Like many people in Cobargo and the surrounding area where hundreds of homes were destroyed, Jade Corby is frustrated by the slow recovery time.
"We had a fair bit of activity here in the weeks after [the bushfire]; a lot of people pitched in which was great," he said.
"Everyone had lost perimeter fences so the Blaze Aid people were in the area for about three weeks helping out.
"But still, I spent every cent I had had just to fence my property and this [family] one. There's not much choice; you can't do without them [fences].
"When the coronavirus hit, things didn't exactly stop dead but it really put the brakes on."
Jade Corby is thankful his small welding and fabrication business in Bega has still been able to operate through the pandemic, with component supply for the new Batemans Bay bridge an important contract.
Getting back home as soon as possible is his goal and like all farming properties, it needs equipment and infrastructure to keep going.

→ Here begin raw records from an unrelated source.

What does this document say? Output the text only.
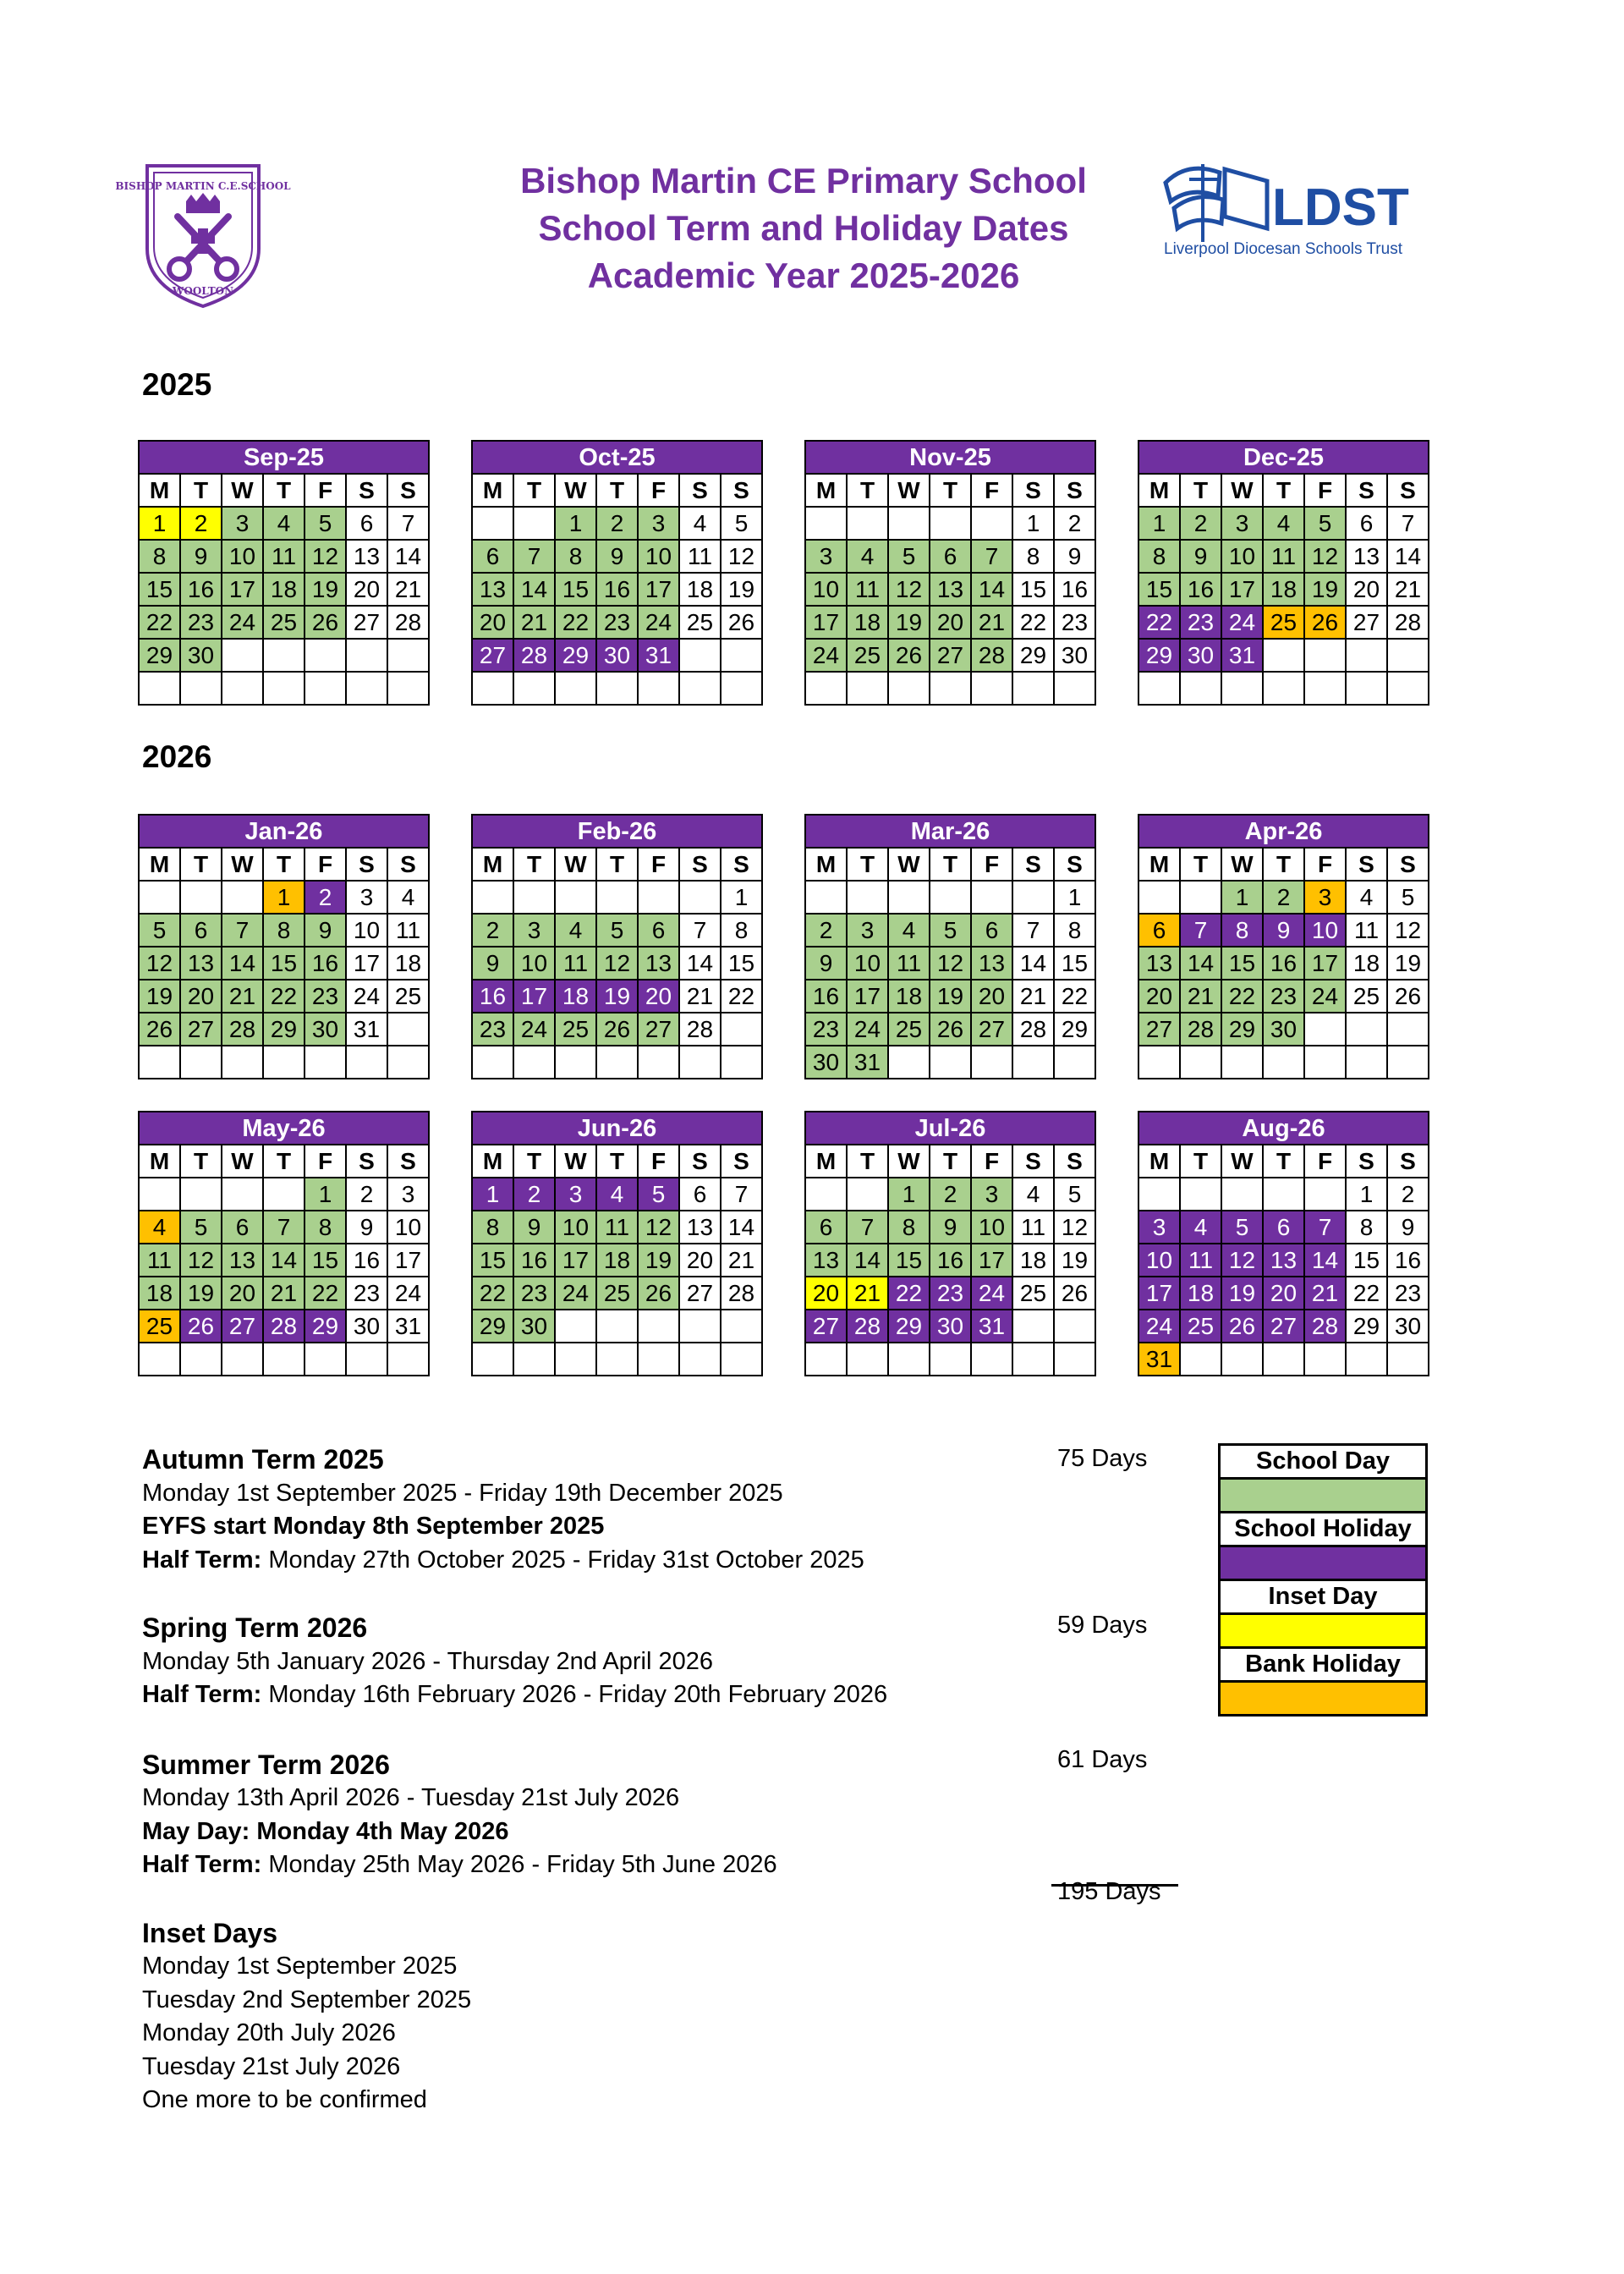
BISHOP MARTIN C.E.SCHOOL
WOOLTON
Bishop Martin CE Primary School
School Term and Holiday Dates
Academic Year 2025-2026
LDST
Liverpool Diocesan Schools Trust
2025
2026
Sep-25						
M	T	W	T	F	S	S
1	2	3	4	5	6	7
8	9	10	11	12	13	14
15	16	17	18	19	20	21
22	23	24	25	26	27	28
29	30					

Oct-25						
M	T	W	T	F	S	S
		1	2	3	4	5
6	7	8	9	10	11	12
13	14	15	16	17	18	19
20	21	22	23	24	25	26
27	28	29	30	31		

Nov-25						
M	T	W	T	F	S	S
					1	2
3	4	5	6	7	8	9
10	11	12	13	14	15	16
17	18	19	20	21	22	23
24	25	26	27	28	29	30

Dec-25						
M	T	W	T	F	S	S
1	2	3	4	5	6	7
8	9	10	11	12	13	14
15	16	17	18	19	20	21
22	23	24	25	26	27	28
29	30	31				

Jan-26						
M	T	W	T	F	S	S
			1	2	3	4
5	6	7	8	9	10	11
12	13	14	15	16	17	18
19	20	21	22	23	24	25
26	27	28	29	30	31	

Feb-26						
M	T	W	T	F	S	S
						1
2	3	4	5	6	7	8
9	10	11	12	13	14	15
16	17	18	19	20	21	22
23	24	25	26	27	28	

Mar-26						
M	T	W	T	F	S	S
						1
2	3	4	5	6	7	8
9	10	11	12	13	14	15
16	17	18	19	20	21	22
23	24	25	26	27	28	29
30	31					
Apr-26						
M	T	W	T	F	S	S
		1	2	3	4	5
6	7	8	9	10	11	12
13	14	15	16	17	18	19
20	21	22	23	24	25	26
27	28	29	30			

May-26						
M	T	W	T	F	S	S
				1	2	3
4	5	6	7	8	9	10
11	12	13	14	15	16	17
18	19	20	21	22	23	24
25	26	27	28	29	30	31

Jun-26						
M	T	W	T	F	S	S
1	2	3	4	5	6	7
8	9	10	11	12	13	14
15	16	17	18	19	20	21
22	23	24	25	26	27	28
29	30					

Jul-26						
M	T	W	T	F	S	S
		1	2	3	4	5
6	7	8	9	10	11	12
13	14	15	16	17	18	19
20	21	22	23	24	25	26
27	28	29	30	31		

Aug-26						
M	T	W	T	F	S	S
					1	2
3	4	5	6	7	8	9
10	11	12	13	14	15	16
17	18	19	20	21	22	23
24	25	26	27	28	29	30
31						
Autumn Term 2025
Monday 1st September 2025 - Friday 19th December 2025
EYFS start Monday 8th September 2025
Half Term: Monday 27th October 2025 - Friday 31st October 2025
Spring Term 2026
Monday 5th January 2026 - Thursday 2nd April 2026
Half Term: Monday 16th February 2026 - Friday 20th February 2026
Summer Term 2026
Monday 13th April 2026 - Tuesday 21st July 2026
May Day: Monday 4th May 2026
Half Term: Monday 25th May 2026 - Friday 5th June 2026
Inset Days
Monday 1st September 2025
Tuesday 2nd September 2025
Monday 20th July 2026
Tuesday 21st July 2026
One more to be confirmed
75 Days
59 Days
61 Days
195 Days
School Day

School Holiday

Inset Day

Bank Holiday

He bought a second-hand tractor to replace the one lost to the fire.
"There's always heaps to do on the farm feeding the animals and I'm still bucketing water to fill the cattle troughs," he said.
"We've put a deposit on a transportable home because we figured that's the quickest way to get back on the farm again and not have to travel back and forth all the time."
His perspective now on what happened that awful night five months ago is phlegmatic.
"The way I look at it now, this was a once-in-a-lifetime fire. You just push on and do the best you can to get your life back on track," he said.
One pleasant surprise for Jade Corby in the months after the bushfires was an unusual gift from his wife.
It is a portrait of his face, painted by Sydney artist Lucy Vader, who was so struck by the January front page photograph in The Canberra Times, originally captured by photographer Dion Georgopoulos, that the artist was inspired to re-interpret it.
It was the first-ever portrait done by Ms Vader and was sitting in the window of her street studio in Manilla, 50km north-west of Tamworth, where it was spotted and through social media, news of its existence reached the NSW far South Coast.
The stunning oil painting was sold at a huge discount by the artist, who has donated thousands of dollars to needy South Coast families affected by the bushfires.